Dear Brent, i have the same problem - many CLNSIG errors during vcf loading: Traceback (most recent call last): File "/home/viktor/gemini/bin/gemini", line 7, in gemini_main.main() File "/home/viktor/gemini/anaconda/lib/python2.7/site-packages/gemini/gemini_main.py", line 1249, in main args.func(parser, args) File "/home/viktor/gemini/anaconda/lib/python2.7/site-packages/gemini/gemini_main.py", line 311, in loadchunk_fn gemini_load_chunk.load(parser, args) File "/home/viktor/gemini/anaconda/lib/python2.7/site-packages/gemini/gemini_load_chunk.py", line 918, in load gemini_loader.populate_from_vcf() File "/home/viktor/gemini/anaconda/lib/python2.7/site-packages/gemini/gemini_load_chunk.py", line 223, in populate_from_vcf (variant, variant_impacts) = self._prepare_variation(var, anno_keys) File "/home/viktor/gemini/anaconda/lib/python2.7/site-packages/gemini/gemini_load_chunk.py", line 407, in _prepare_variation clinvar_info = annotations.get_clinvar_info(var) File "/home/viktor/gemini/anaconda/lib/python2.7/site-packages/gemini/annotations.py", line 648, in get_clinvar_info clinvar.clinvar_sig = info_map['CLNSIG'].lower() KeyError: 'CLNSIG'

and finally it crash at the end:

Traceback (most recent call last): File "/home/viktor/gemini/bin/gemini", line 7, in gemini_main.main() File "/home/viktor/gemini/anaconda/lib/python2.7/site-packages/gemini/gemini_main.py", line 1249, in main args.func(parser, args) File "/home/viktor/gemini/anaconda/lib/python2.7/site-packages/gemini/gemini_main.py", line 204, in load_fn gemini_load.load(parser, args) File "/home/viktor/gemini/anaconda/lib/python2.7/site-packages/gemini/gemini_load.py", line 49, in load load_multicore(args) File "/home/viktor/gemini/anaconda/lib/python2.7/site-packages/gemini/gemini_load.py", line 93, in load_multicore chunks = load_chunks_multicore(grabix_file, args) File "/home/viktor/gemini/anaconda/lib/python2.7/site-packages/gemini/gemini_load.py", line 264, in load_chunks_multicore wait_until_finished(procs) File "/home/viktor/gemini/anaconda/lib/python2.7/site-packages/gemini/gemini_load.py", line 359, in wait_until_finished raise ValueError("Processing failed on GEMINI chunk load") ValueError: Processing failed on GEMINI chunk load

Any ideas ? Thanks

CarlosGAH commented 5 years ago

I have tried the same big vcf that gave me probems with gemini 20.1 (clean installation from gemini_install.py in a new computer, updated dataonly and cadd y gerp scores), and it gave no problems at all. The problem is that the databases are a bit old. There is a way to update only the databases (for example clinvar and dbSNP?)

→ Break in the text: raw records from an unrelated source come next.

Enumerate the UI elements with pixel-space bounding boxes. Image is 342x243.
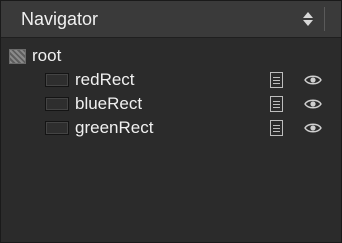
tree-item-redrect[interactable]: redRect xyxy=(1,68,341,92)
sort-toggle-icon[interactable] xyxy=(301,10,315,28)
tree-item-root[interactable]: root xyxy=(1,44,341,68)
tree-item-bluerect[interactable]: blueRect xyxy=(1,92,341,116)
sort-down-icon xyxy=(303,20,313,26)
tree-item-label: redRect xyxy=(75,70,135,89)
eye-icon[interactable] xyxy=(304,122,322,134)
tree-item-label: blueRect xyxy=(75,94,143,113)
navigator-panel: Navigator root redRect blueRect greenRec… xyxy=(0,0,342,243)
document-icon[interactable] xyxy=(270,72,283,88)
tree-item-label: greenRect xyxy=(75,118,154,137)
document-icon[interactable] xyxy=(270,96,283,112)
eye-icon[interactable] xyxy=(304,98,322,110)
rectangle-icon xyxy=(45,97,69,111)
layer-tree: root redRect blueRect greenRect xyxy=(1,38,341,140)
document-icon[interactable] xyxy=(270,120,283,136)
tree-item-label: root xyxy=(32,46,62,65)
sort-up-icon xyxy=(303,12,313,18)
rectangle-icon xyxy=(45,121,69,135)
header-divider xyxy=(324,7,325,31)
eye-icon[interactable] xyxy=(304,74,322,86)
navigator-header: Navigator xyxy=(1,1,341,38)
panel-title: Navigator xyxy=(21,8,99,29)
rectangle-icon xyxy=(45,73,69,87)
hatched-layer-icon xyxy=(9,48,26,64)
tree-item-greenrect[interactable]: greenRect xyxy=(1,116,341,140)
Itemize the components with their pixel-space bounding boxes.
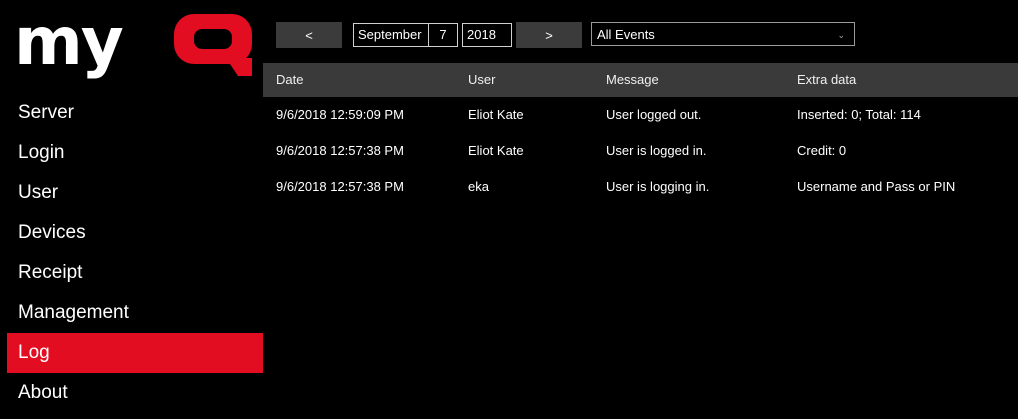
day-field[interactable]: 7	[428, 23, 458, 47]
svg-text:my: my	[14, 3, 123, 80]
event-filter-value: All Events	[597, 27, 655, 42]
cell-date: 9/6/2018 12:57:38 PM	[276, 179, 404, 194]
cell-extra-data: Inserted: 0; Total: 114	[797, 107, 921, 122]
myq-logo: my	[14, 3, 252, 80]
cell-user: Eliot Kate	[468, 143, 524, 158]
cell-user: Eliot Kate	[468, 107, 524, 122]
cell-message: User is logging in.	[606, 179, 710, 194]
event-filter-select[interactable]: All Events ⌄	[591, 22, 855, 46]
column-header-date[interactable]: Date	[276, 63, 303, 97]
month-field[interactable]: September	[353, 23, 428, 47]
cell-extra-data: Username and Pass or PIN	[797, 179, 956, 194]
year-field[interactable]: 2018	[462, 23, 512, 47]
column-header-extra-data[interactable]: Extra data	[797, 63, 856, 97]
log-table: Date User Message Extra data 9/6/2018 12…	[263, 63, 1018, 205]
next-day-button[interactable]: >	[516, 22, 582, 48]
previous-day-button[interactable]: <	[276, 22, 342, 48]
table-row[interactable]: 9/6/2018 12:57:38 PM eka User is logging…	[263, 169, 1018, 205]
table-row[interactable]: 9/6/2018 12:57:38 PM Eliot Kate User is …	[263, 133, 1018, 169]
sidebar-item-login[interactable]: Login	[7, 133, 263, 173]
table-row[interactable]: 9/6/2018 12:59:09 PM Eliot Kate User log…	[263, 97, 1018, 133]
sidebar-item-user[interactable]: User	[7, 173, 263, 213]
cell-extra-data: Credit: 0	[797, 143, 847, 158]
sidebar-item-management[interactable]: Management	[7, 293, 263, 333]
cell-message: User is logged in.	[606, 143, 707, 158]
sidebar: my Server Login User Devices Receipt Man…	[0, 0, 263, 419]
cell-date: 9/6/2018 12:57:38 PM	[276, 143, 404, 158]
column-header-user[interactable]: User	[468, 63, 495, 97]
sidebar-item-about[interactable]: About	[7, 373, 263, 413]
sidebar-item-server[interactable]: Server	[7, 93, 263, 133]
sidebar-item-receipt[interactable]: Receipt	[7, 253, 263, 293]
sidebar-item-log[interactable]: Log	[7, 333, 263, 373]
chevron-down-icon: ⌄	[837, 30, 845, 40]
table-header: Date User Message Extra data	[263, 63, 1018, 97]
sidebar-item-devices[interactable]: Devices	[7, 213, 263, 253]
cell-date: 9/6/2018 12:59:09 PM	[276, 107, 404, 122]
column-header-message[interactable]: Message	[606, 63, 659, 97]
cell-user: eka	[468, 179, 489, 194]
cell-message: User logged out.	[606, 107, 702, 122]
sidebar-nav: Server Login User Devices Receipt Manage…	[7, 93, 263, 413]
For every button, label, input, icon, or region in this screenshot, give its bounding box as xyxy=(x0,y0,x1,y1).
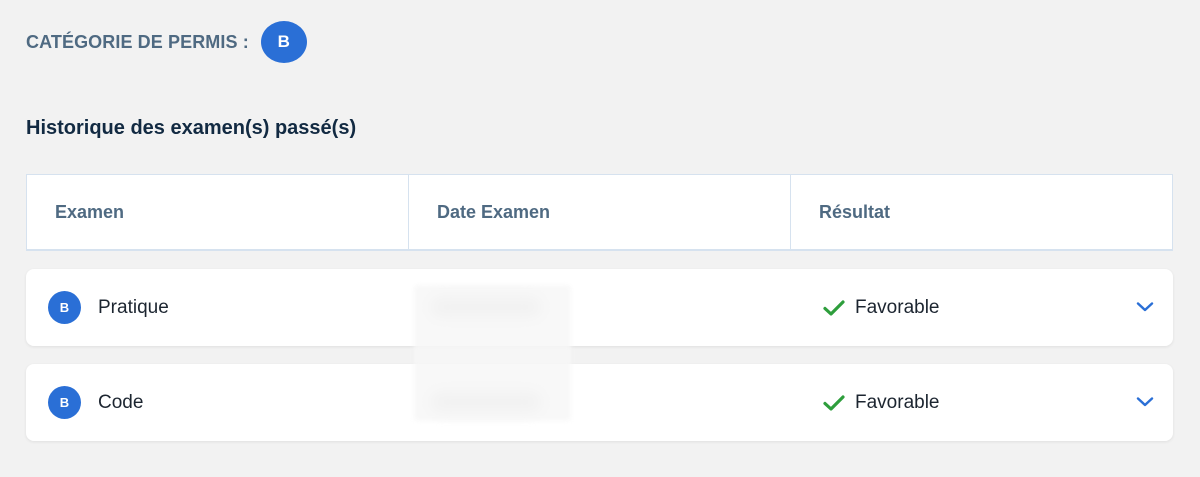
exam-table-header: Examen Date Examen Résultat xyxy=(26,174,1173,251)
check-icon xyxy=(823,394,845,411)
exam-row-pratique[interactable]: B Pratique Favorable xyxy=(26,269,1173,346)
column-header-exam: Examen xyxy=(27,175,409,249)
column-header-date: Date Examen xyxy=(409,175,791,249)
license-category-badge: B xyxy=(260,21,307,63)
exam-category-badge: B xyxy=(48,291,81,324)
exam-result: Favorable xyxy=(823,364,940,441)
check-icon xyxy=(823,299,845,316)
exam-name: Code xyxy=(98,391,144,413)
exam-result-label: Favorable xyxy=(855,391,940,413)
exam-name: Pratique xyxy=(98,296,169,318)
exam-category-badge: B xyxy=(48,386,81,419)
date-redaction-overlay xyxy=(414,285,571,421)
exam-row-code[interactable]: B Code Favorable xyxy=(26,364,1173,441)
exam-result-label: Favorable xyxy=(855,296,940,318)
license-category: CATÉGORIE DE PERMIS : B xyxy=(26,21,307,63)
license-category-label: CATÉGORIE DE PERMIS : xyxy=(26,31,249,52)
exam-history-title: Historique des examen(s) passé(s) xyxy=(26,117,357,139)
column-header-result: Résultat xyxy=(819,201,891,222)
chevron-down-icon[interactable] xyxy=(1135,394,1155,410)
exam-result: Favorable xyxy=(823,269,940,346)
chevron-down-icon[interactable] xyxy=(1135,299,1155,315)
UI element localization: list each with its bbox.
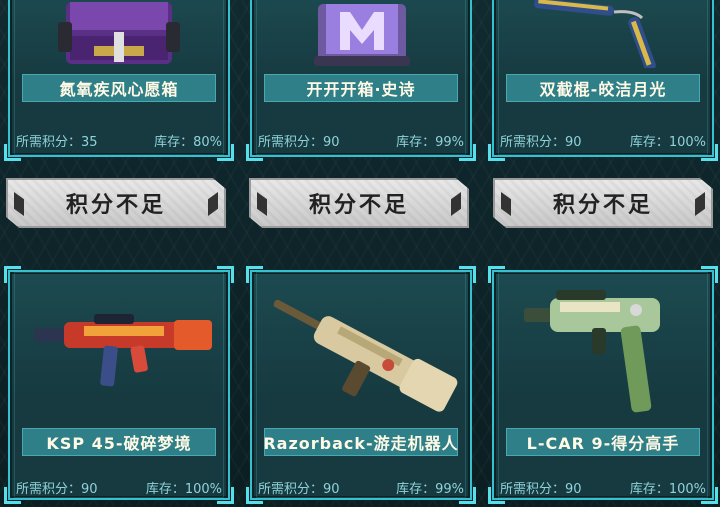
- nunchaku-icon: [534, 0, 656, 68]
- stock-level: 库存：80%: [154, 134, 222, 150]
- required-points: 所需积分：90: [16, 481, 98, 497]
- stock-level: 库存：100%: [629, 481, 706, 497]
- required-points: 所需积分：90: [500, 134, 582, 150]
- item-stats: 所需积分：90 库存：100%: [16, 478, 222, 497]
- insufficient-points-button-1[interactable]: 积分不足: [6, 178, 226, 228]
- item-name: KSP 45-破碎梦境: [22, 428, 216, 456]
- required-points: 所需积分：90: [258, 134, 340, 150]
- reward-card-4[interactable]: KSP 45-破碎梦境 所需积分：90 库存：100%: [4, 266, 234, 504]
- stock-level: 库存：100%: [629, 134, 706, 150]
- reward-card-6[interactable]: L-CAR 9-得分高手 所需积分：90 库存：100%: [488, 266, 718, 504]
- item-stats: 所需积分：90 库存：99%: [258, 131, 464, 150]
- ksp45-smg-icon: [34, 314, 212, 387]
- required-points: 所需积分：90: [500, 481, 582, 497]
- insufficient-points-button-3[interactable]: 积分不足: [493, 178, 713, 228]
- purple-supply-crate-icon: [58, 2, 180, 64]
- required-points: 所需积分：90: [258, 481, 340, 497]
- insufficient-points-button-2[interactable]: 积分不足: [249, 178, 469, 228]
- stock-level: 库存：99%: [396, 481, 464, 497]
- item-stats: 所需积分：90 库存：100%: [500, 131, 706, 150]
- button-label: 积分不足: [308, 193, 409, 218]
- reward-card-2[interactable]: 开开开箱·史诗 所需积分：90 库存：99%: [246, 0, 476, 161]
- item-stats: 所需积分：90 库存：100%: [500, 478, 706, 497]
- stock-level: 库存：100%: [145, 481, 222, 497]
- item-name: 双截棍-皎洁月光: [506, 74, 700, 102]
- item-name: L-CAR 9-得分高手: [506, 428, 700, 456]
- razorback-rifle-icon: [273, 299, 458, 412]
- purple-epic-box-icon: [314, 4, 410, 66]
- item-stats: 所需积分：35 库存：80%: [16, 131, 222, 150]
- stock-level: 库存：99%: [396, 134, 464, 150]
- item-name: Razorback-游走机器人: [263, 428, 458, 456]
- lcar9-pistol-icon: [524, 290, 660, 413]
- item-stats: 所需积分：90 库存：99%: [258, 478, 464, 497]
- required-points: 所需积分：35: [16, 134, 98, 150]
- item-name: 开开开箱·史诗: [264, 74, 458, 102]
- button-label: 积分不足: [65, 193, 166, 218]
- reward-card-1[interactable]: 氮氧疾风心愿箱 所需积分：35 库存：80%: [4, 0, 234, 161]
- button-label: 积分不足: [552, 193, 653, 218]
- item-name: 氮氧疾风心愿箱: [22, 74, 216, 102]
- reward-card-5[interactable]: Razorback-游走机器人 所需积分：90 库存：99%: [246, 266, 476, 504]
- reward-card-3[interactable]: 双截棍-皎洁月光 所需积分：90 库存：100%: [488, 0, 718, 161]
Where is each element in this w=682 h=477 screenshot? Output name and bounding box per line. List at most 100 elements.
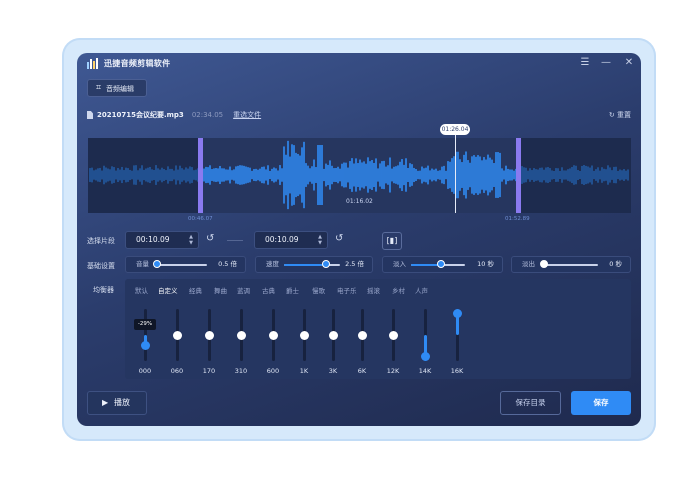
spin-arrows-icon[interactable]: ▲ ▼ <box>318 234 322 246</box>
eq-preset[interactable]: 摇滚 <box>367 285 380 295</box>
eq-preset[interactable]: 慢歌 <box>312 285 325 295</box>
eq-preset[interactable]: 蓝调 <box>237 285 250 295</box>
spin-arrows-icon[interactable]: ▲ ▼ <box>189 234 193 246</box>
equalizer-panel: 默认 自定义 经典 舞曲 蓝调 古典 爵士 慢歌 电子乐 摇滚 乡村 人声 000 -29% 060 170 3… <box>125 279 631 379</box>
eq-band[interactable] <box>170 309 184 361</box>
history-icon[interactable]: ↺ <box>335 233 343 244</box>
speed-label: 速度 <box>266 260 279 268</box>
selection-end-time: 01:52.89 <box>505 216 530 222</box>
unselected-region-left <box>88 138 201 213</box>
fade-out-slider[interactable] <box>540 260 548 268</box>
eq-preset[interactable]: 舞曲 <box>214 285 227 295</box>
eq-band[interactable] <box>418 309 432 361</box>
title-bar: 迅捷音频剪辑软件 ☰ — ✕ <box>77 53 641 75</box>
selection-end-handle[interactable] <box>516 138 521 213</box>
eq-band-knob[interactable] <box>389 330 398 340</box>
volume-track[interactable] <box>157 264 207 266</box>
fade-out-track[interactable] <box>544 264 598 266</box>
play-button[interactable]: ▶ 播放 <box>87 391 147 415</box>
menu-icon[interactable]: ☰ <box>578 56 592 70</box>
reset-button[interactable]: ↻ 重置 <box>609 109 631 121</box>
eq-band-knob[interactable] <box>329 330 338 340</box>
eq-preset[interactable]: 古典 <box>262 285 275 295</box>
eq-band-knob[interactable] <box>205 330 214 340</box>
eq-preset[interactable]: 人声 <box>415 285 428 295</box>
eq-band-label: 170 <box>202 367 216 375</box>
eq-band-knob[interactable] <box>421 352 430 361</box>
selection-start-handle[interactable] <box>198 138 203 213</box>
center-time: 01:16.02 <box>346 198 373 205</box>
fit-segment-button[interactable]: [▮] <box>382 232 402 250</box>
history-icon[interactable]: ↺ <box>206 233 214 244</box>
file-icon <box>87 111 93 119</box>
fade-out-control: 淡出 0 秒 <box>511 256 631 273</box>
eq-band-label: 12K <box>386 367 400 375</box>
eq-band-knob[interactable] <box>358 330 367 340</box>
eq-preset[interactable]: 经典 <box>189 285 202 295</box>
fade-out-label: 淡出 <box>522 260 535 268</box>
eq-band[interactable] <box>266 309 280 361</box>
eq-band[interactable] <box>234 309 248 361</box>
eq-band-label: 000 <box>138 367 152 375</box>
eq-band-label: 14K <box>418 367 432 375</box>
close-icon[interactable]: ✕ <box>622 56 636 70</box>
basic-settings-label: 基础设置 <box>87 262 115 270</box>
fade-in-slider[interactable] <box>436 260 445 268</box>
eq-band-knob[interactable] <box>453 309 462 318</box>
playhead[interactable] <box>455 130 456 213</box>
speed-slider[interactable] <box>322 260 330 268</box>
segment-end-input[interactable]: 00:10.09 ▲ ▼ <box>254 231 328 249</box>
eq-preset[interactable]: 爵士 <box>286 285 299 295</box>
eq-band-knob[interactable] <box>269 330 278 340</box>
eq-band-knob[interactable] <box>237 330 246 340</box>
save-button[interactable]: 保存 <box>571 391 631 415</box>
play-icon: ▶ <box>102 398 109 407</box>
save-directory-button[interactable]: 保存目录 <box>500 391 561 415</box>
bracket-icon: [▮] <box>386 236 398 245</box>
eq-band-label: 1K <box>299 367 309 375</box>
eq-band-knob[interactable] <box>300 330 309 340</box>
reselect-file-link[interactable]: 重选文件 <box>233 109 261 121</box>
selection-start-time: 00:46.07 <box>188 216 213 222</box>
eq-band[interactable] <box>386 309 400 361</box>
app-window: 迅捷音频剪辑软件 ☰ — ✕ ⌗ 音频编辑 20210715会议纪要.mp3 02… <box>77 53 641 426</box>
fade-in-control: 淡入 10 秒 <box>382 256 503 273</box>
file-name: 20210715会议纪要.mp3 <box>97 111 184 119</box>
segment-start-value: 00:10.09 <box>136 235 170 244</box>
file-info: 20210715会议纪要.mp3 02:34.05 重选文件 <box>87 109 261 121</box>
speed-value: 2.5 倍 <box>345 260 364 268</box>
segment-end-value: 00:10.09 <box>265 235 299 244</box>
crop-icon: ⌗ <box>96 83 102 93</box>
eq-band-label: 600 <box>266 367 280 375</box>
app-logo-icon <box>87 58 98 69</box>
reset-label: 重置 <box>617 111 631 119</box>
eq-band-label: 3K <box>328 367 338 375</box>
eq-band[interactable] <box>138 309 152 361</box>
eq-band[interactable] <box>450 309 464 361</box>
eq-preset[interactable]: 电子乐 <box>337 285 357 295</box>
eq-band[interactable] <box>326 309 340 361</box>
audio-edit-label: 音频编辑 <box>106 85 134 93</box>
fade-in-label: 淡入 <box>393 260 406 268</box>
volume-control: 音量 0.5 倍 <box>125 256 246 273</box>
audio-edit-button[interactable]: ⌗ 音频编辑 <box>87 79 147 97</box>
fade-in-value: 10 秒 <box>477 260 494 268</box>
eq-band-tooltip: -29% <box>134 319 156 330</box>
eq-band[interactable] <box>202 309 216 361</box>
minimize-icon[interactable]: — <box>599 56 613 70</box>
eq-band-knob[interactable] <box>141 341 150 351</box>
eq-preset[interactable]: 默认 <box>135 285 148 295</box>
eq-preset[interactable]: 自定义 <box>158 285 178 295</box>
eq-band-label: 6K <box>357 367 367 375</box>
eq-band[interactable] <box>297 309 311 361</box>
eq-band-knob[interactable] <box>173 330 182 340</box>
eq-band[interactable] <box>355 309 369 361</box>
segment-start-input[interactable]: 00:10.09 ▲ ▼ <box>125 231 199 249</box>
speed-track[interactable] <box>284 264 340 266</box>
volume-value: 0.5 倍 <box>218 260 237 268</box>
waveform-editor[interactable]: 01:26.04 01:16.02 <box>88 124 631 213</box>
eq-preset[interactable]: 乡村 <box>392 285 405 295</box>
volume-label: 音量 <box>136 260 149 268</box>
volume-slider[interactable] <box>153 260 161 268</box>
app-title: 迅捷音频剪辑软件 <box>104 59 171 68</box>
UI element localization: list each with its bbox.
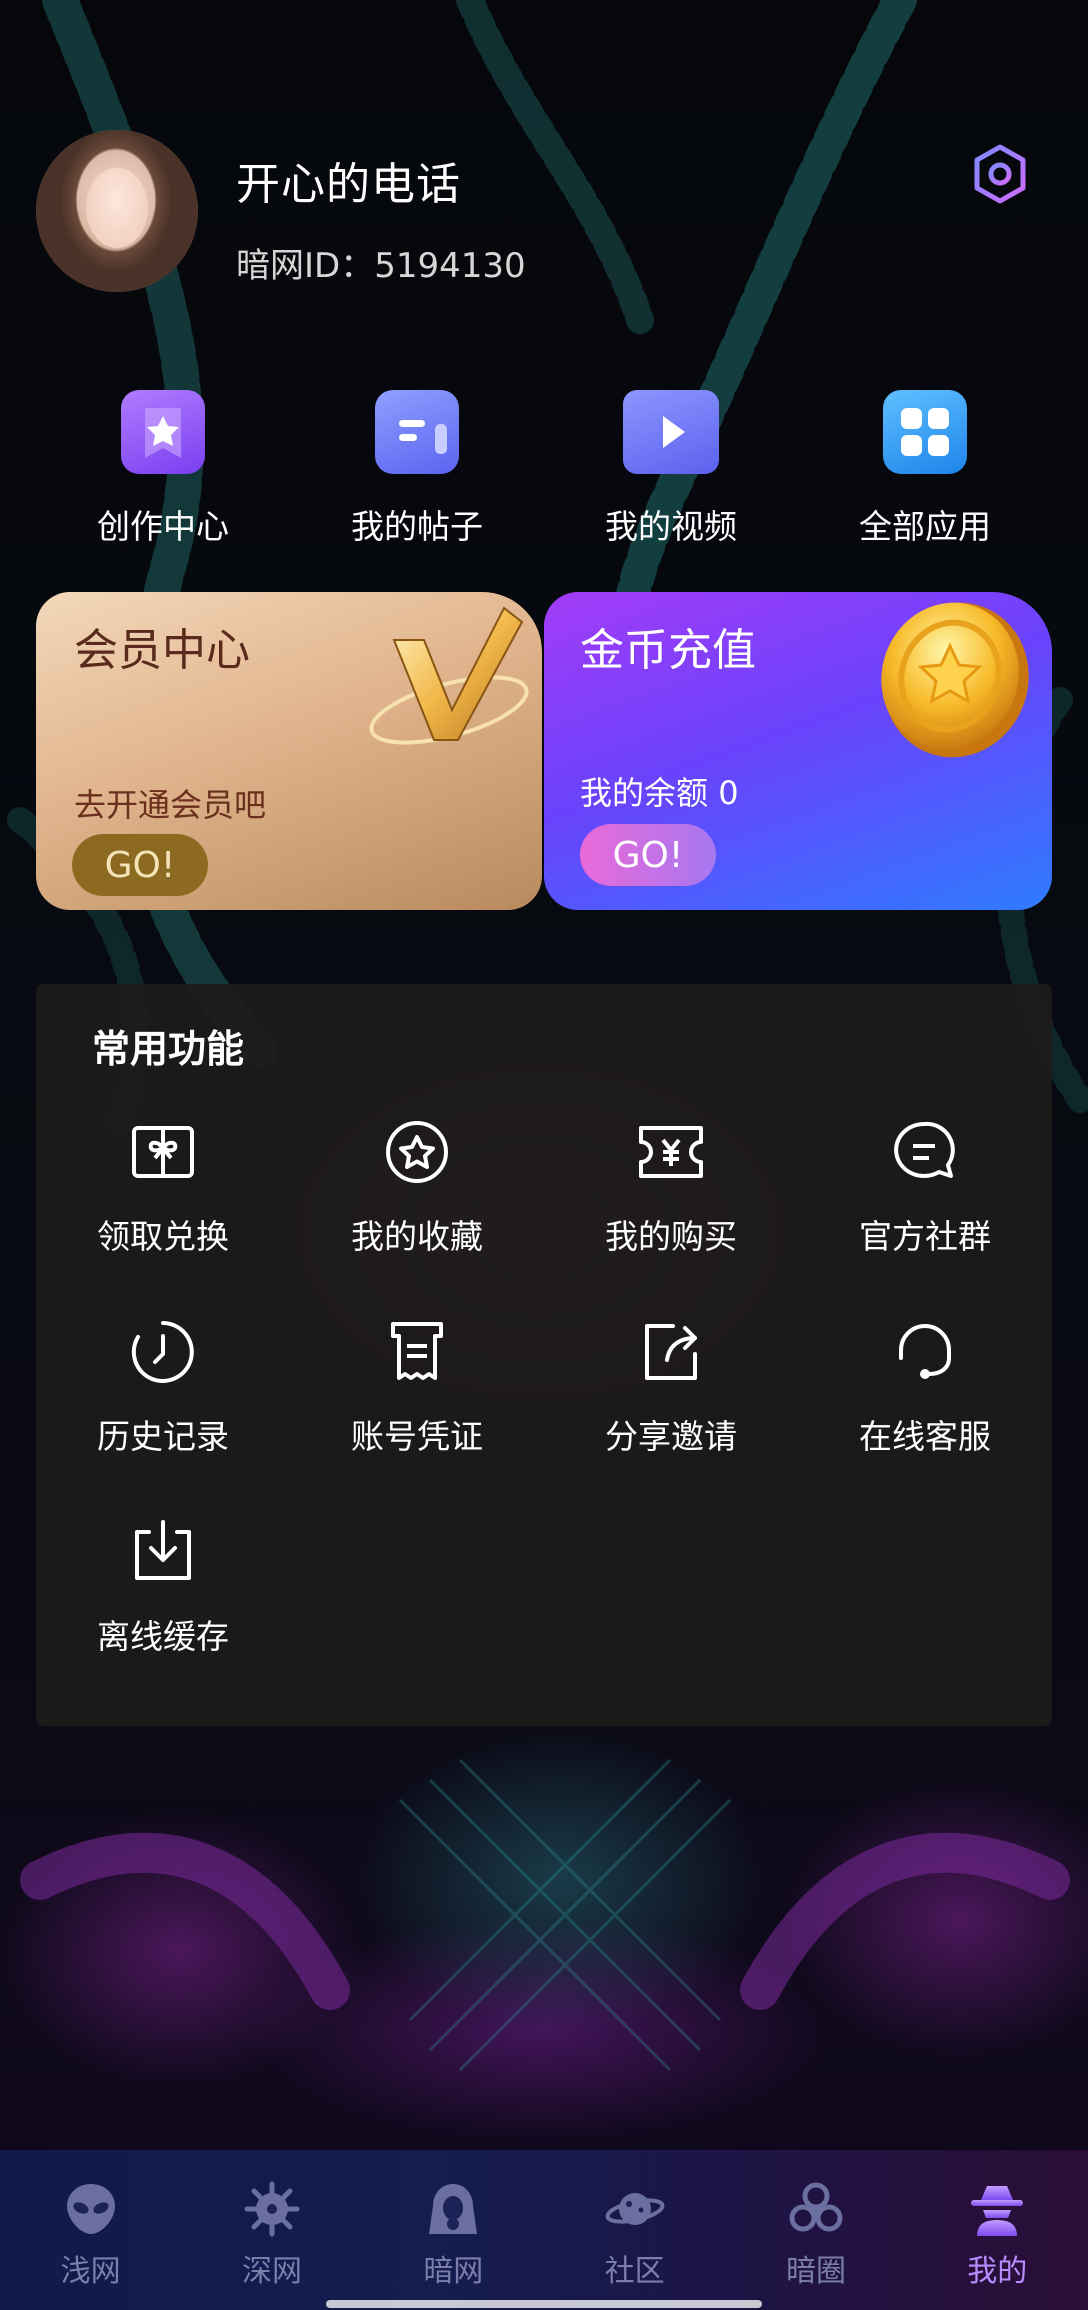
quick-entry-label: 我的视频 — [605, 507, 737, 546]
quick-entry-my-posts[interactable]: 我的帖子 — [290, 390, 544, 560]
function-favorites[interactable]: 我的收藏 — [290, 1114, 544, 1314]
home-indicator[interactable] — [326, 2300, 762, 2308]
tab-deep-web[interactable]: 深网 — [181, 2150, 362, 2310]
function-label: 在线客服 — [859, 1417, 991, 1456]
apps-grid-icon — [883, 390, 967, 474]
tab-mine[interactable]: 我的 — [907, 2150, 1088, 2310]
common-functions-panel: 常用功能 领取兑换 我的收藏 我的购买 官方社群 历史记录 账号凭证 分享邀请 … — [36, 984, 1052, 1726]
star-bookmark-icon — [121, 390, 205, 474]
receipt-icon — [391, 1322, 443, 1380]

brentp commented 5 years ago

can you get me the portion of the vcf that will recreate the error? I know you said on a small subset you do not see it, but you should be able to find 1 chunk of the file that gives the error. then I can debug and fix this problem for anyone who might encounter it.

viktorstr commented 5 years ago

There is link for test vcf download. Hope it helps.

http://www.uschovna.cz/en/zasilka/JT42PY9VDAMSXGTN-SGU/?set_lang=en Best regards Viktor

CarlosGAH commented 5 years ago

Here is the portion of the vcf that gave the problem/error gemini_problem.vcf.gz

brentp commented 5 years ago

thank you very much for the test-case. I have a push for this that will be pushed shortly.

brentp commented 5 years ago

this is now fixed in master and will be a part of the release.